I'm working in a migration of a CheckPoint Firewall to an ASA5520. I freeze on a situation that seems ASA cannot "reproduce" CheckPoint configuration. Follow the scenario:
- IP Address X on the Internet access IP Address X1 in the Inside network through the X-NAT Address.
- IP Address Y on the Internet access IP Address Y1 in the Inside network through the same X-NAT Address.
CheckPoint already does this, but I couldn't find a way to do the same with ASA.
I've tried with Policy NAT, but it seems it doesn't work well to static translations.
Have anyone done this before?
Any suggestions will be appreciated
It all depends on weather you want to use the same X-NAT address, if so policy NAT is the best way. Another way would be to use port forwarding NAT using the same X-NAT address.
Thank you for prompt response.
Yes, I need to use the same X-NAT address.
Port forwarding is not the case because I need several overlapping ports in different IP address.
I also believed policy NAT was the best way, then I found this link.
It seems ASA cannot do that.
I'm just wondering if it could be done in another way.
Thoughts are - good link, but not conclusive to your requirement. Can you expand more on what you want to do (unsing dummy IP's to help) ??
What I must do is for example:
22.214.171.124 (internet) ----> ASA (NAT IP 126.96.36.199) ----> 10.1.1.1 (inside)
188.8.131.52 (internet) ----> ASA (NAT IP 184.108.40.206) ----> 10.1.1.2 (inside)
When packets come from 220.127.116.11 ASA should redirect to inside IP 10.1.1.1.
When packets come from 18.104.22.168 ASA should redirect to inside IP 10.1.1.2.
That is, packets are forwarded to inside network based on source Internet address.
This is the way checkpoint works today and I need to reproduce the same configuration at ASA.
Hope is clear now...
I must admit at first glance this is very interesting to solve - however I have a question, what are server 10.1.1.1 and 10.1.1.2 and what is the requirement for seperate source IP's to connect to seperate internal hosts?
Thank you for your interest.
Well, this is a migration from a CheckPoint firewall to an ASA, as I said before. I confess that I don't understand why this was made this way in CheckPoint. The point here is that I am supposed to replicate checkpoint configuration to this new ASA. :)
My customer doesn't care how this will be done. His only wish is that after exchange checkpoint to ASA he could use the network the same way as before. :(
Regarding your question, servers 10.1.1.1 and 10.1.1.2 are just an example. In real configuration there is dozens of IPs in this situation.
The main use for this is for example Parnter Entreprise ABC must access server ip 10.1.1.1.
Parnter Entreprise DEF must access server ip 10.1.1.2
Parnter Entreprise XYZ must access server ip 10.1.1.99
Each sever has specific services running on it. For example 10.1.1.1 has FTP and HTTP. Server 10.1.1.10 has WTS, FTP, SMTP an so on.

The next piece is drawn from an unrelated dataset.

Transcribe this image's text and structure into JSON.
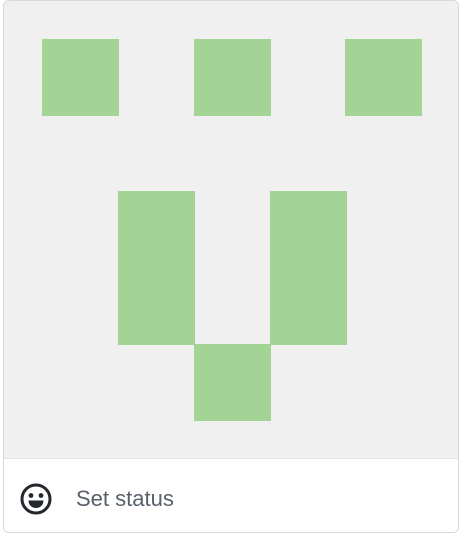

Can I use a different static translation for each server? Technically yes, there is a lot of real IPs available. But the concern is contact every Partner Enterprise and ask them to change their configuration too. Too painfull and too prolonged.
Again, I don't know why this was made this way at first. I'm just trying to figure out a manner to do the same at ASA.
I'll be honest - I am not 100% sure about this, but will do some digging and take it into the lab.
In the mean time perhaps another netpro has the answer, until then I will find out.